Re: [PATCH] rcu: Is it safe to enter an RCU read-side criticalsection?

From: Paul E. McKenney
Date: Fri Sep 06 2013 - 13:41:30 EST


On Fri, Sep 06, 2013 at 10:21:28AM -0700, Eric Dumazet wrote:
> On Fri, 2013-09-06 at 08:18 -0700, Paul E. McKenney wrote:
>
> > int rcu_is_cpu_idle(void)
> > {
> > int ret;
> >
> > preempt_disable();
> > ret = (atomic_read(&__get_cpu_var(rcu_dynticks).dynticks) & 0x1) == 0;
> > preempt_enable();
> > return ret;
> > }
>
> Paul I find this very confusing.
>
> If caller doesn't have preemption disabled, what could be the meaning of
> this rcu_is_cpu_idle() call ?
>
> Its result is meaningless if suddenly thread is preempted, so what is
> the point ?
>
> Sorry if this is obvious to you.

It is a completely fair question. In fact, this might well now be
pointing to a bug given NO_HZ_FULL.

The assumption is that if you don't have preemption disabled, you had
better be running on a CPU that RCU is paying attention to. The rationale
involves preemptible RCU.

Suppose that you just did rcu_read_lock() on a CPU that RCU is paying
attention to. All is well, and rcu_is_cpu_idle() will return false, as
expected. Suppose now that it is possible to be preempted and suddenly
find yourself running on a CPU that RCU is not paying attention to.
This would have the effect of making your RCU read-side critical section
be ignored. Therefore, it had better not be possible to be preempted
from a CPU to which RCU is paying attention to a CPU that RCU is ignoring.

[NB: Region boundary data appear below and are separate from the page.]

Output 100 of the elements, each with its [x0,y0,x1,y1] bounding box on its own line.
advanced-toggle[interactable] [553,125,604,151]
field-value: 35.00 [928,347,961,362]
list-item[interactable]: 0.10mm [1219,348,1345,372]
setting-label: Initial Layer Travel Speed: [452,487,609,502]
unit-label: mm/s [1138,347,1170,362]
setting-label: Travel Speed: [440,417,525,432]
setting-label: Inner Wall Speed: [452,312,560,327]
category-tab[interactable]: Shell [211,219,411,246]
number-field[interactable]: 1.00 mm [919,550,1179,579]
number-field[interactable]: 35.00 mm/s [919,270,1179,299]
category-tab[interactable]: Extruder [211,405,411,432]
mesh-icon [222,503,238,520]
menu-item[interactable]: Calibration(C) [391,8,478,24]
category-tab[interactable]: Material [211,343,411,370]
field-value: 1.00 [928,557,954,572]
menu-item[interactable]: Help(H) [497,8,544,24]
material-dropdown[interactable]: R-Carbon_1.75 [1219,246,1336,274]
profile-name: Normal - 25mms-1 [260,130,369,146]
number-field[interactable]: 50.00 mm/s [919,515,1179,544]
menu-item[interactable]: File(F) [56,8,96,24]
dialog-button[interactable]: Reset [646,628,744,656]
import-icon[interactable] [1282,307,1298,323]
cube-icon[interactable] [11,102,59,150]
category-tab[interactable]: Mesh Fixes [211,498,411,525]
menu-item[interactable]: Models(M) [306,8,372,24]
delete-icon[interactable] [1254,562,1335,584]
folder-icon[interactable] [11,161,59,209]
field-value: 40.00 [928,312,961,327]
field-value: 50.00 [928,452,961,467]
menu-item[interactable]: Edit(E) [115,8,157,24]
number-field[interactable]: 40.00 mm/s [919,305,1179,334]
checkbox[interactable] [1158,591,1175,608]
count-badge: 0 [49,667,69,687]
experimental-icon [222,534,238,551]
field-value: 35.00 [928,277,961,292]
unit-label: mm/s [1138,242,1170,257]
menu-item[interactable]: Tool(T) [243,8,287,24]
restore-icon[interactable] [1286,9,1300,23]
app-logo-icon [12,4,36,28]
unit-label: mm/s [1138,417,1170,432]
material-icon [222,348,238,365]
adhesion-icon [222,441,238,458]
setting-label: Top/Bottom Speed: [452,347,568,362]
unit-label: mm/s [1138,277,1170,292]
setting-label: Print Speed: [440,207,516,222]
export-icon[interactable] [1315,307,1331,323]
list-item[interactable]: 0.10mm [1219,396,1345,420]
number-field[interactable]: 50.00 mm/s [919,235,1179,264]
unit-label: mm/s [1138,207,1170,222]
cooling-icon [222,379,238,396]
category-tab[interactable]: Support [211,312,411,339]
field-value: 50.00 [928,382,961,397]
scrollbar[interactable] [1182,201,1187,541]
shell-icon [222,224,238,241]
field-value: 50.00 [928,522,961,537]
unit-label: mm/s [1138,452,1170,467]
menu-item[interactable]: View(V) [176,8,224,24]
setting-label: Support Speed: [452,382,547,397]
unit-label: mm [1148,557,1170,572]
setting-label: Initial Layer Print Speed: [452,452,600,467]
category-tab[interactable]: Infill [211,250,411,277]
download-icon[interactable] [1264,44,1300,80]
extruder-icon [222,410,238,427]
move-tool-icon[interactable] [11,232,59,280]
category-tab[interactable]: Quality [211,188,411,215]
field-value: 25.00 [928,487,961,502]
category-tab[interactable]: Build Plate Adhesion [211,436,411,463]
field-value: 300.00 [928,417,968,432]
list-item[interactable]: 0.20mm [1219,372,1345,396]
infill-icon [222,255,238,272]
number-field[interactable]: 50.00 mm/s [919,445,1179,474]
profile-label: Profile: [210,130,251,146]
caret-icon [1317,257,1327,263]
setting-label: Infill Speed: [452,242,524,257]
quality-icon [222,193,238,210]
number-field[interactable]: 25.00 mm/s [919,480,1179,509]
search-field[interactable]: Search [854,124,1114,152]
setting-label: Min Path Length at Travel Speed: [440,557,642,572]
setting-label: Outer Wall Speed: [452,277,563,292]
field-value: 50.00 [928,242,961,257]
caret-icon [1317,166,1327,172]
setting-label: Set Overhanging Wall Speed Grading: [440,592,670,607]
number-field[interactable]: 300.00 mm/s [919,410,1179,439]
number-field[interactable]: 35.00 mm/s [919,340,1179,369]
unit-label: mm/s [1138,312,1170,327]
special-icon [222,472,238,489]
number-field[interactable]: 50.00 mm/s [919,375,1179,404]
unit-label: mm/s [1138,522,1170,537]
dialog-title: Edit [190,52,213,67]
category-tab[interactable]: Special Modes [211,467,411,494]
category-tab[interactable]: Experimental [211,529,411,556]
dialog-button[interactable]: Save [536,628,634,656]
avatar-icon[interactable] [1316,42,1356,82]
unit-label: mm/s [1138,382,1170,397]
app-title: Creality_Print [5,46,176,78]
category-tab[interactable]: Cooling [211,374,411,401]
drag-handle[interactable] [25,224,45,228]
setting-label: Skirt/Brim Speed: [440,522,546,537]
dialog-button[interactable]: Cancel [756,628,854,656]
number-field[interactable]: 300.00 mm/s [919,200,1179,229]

So if rcu_is_cpu_idle() returns false, you had better be guaranteed
that whatever CPU you are running on (which might well be a different
one than the rcu_is_cpu_idle() was running on) is being watched by RCU.

So, Frederic, does this still work with NO_HZ_FULL? If not, I believe
we have a bigger problem than the preempt_disable() in rcu_is_cpu_idle()!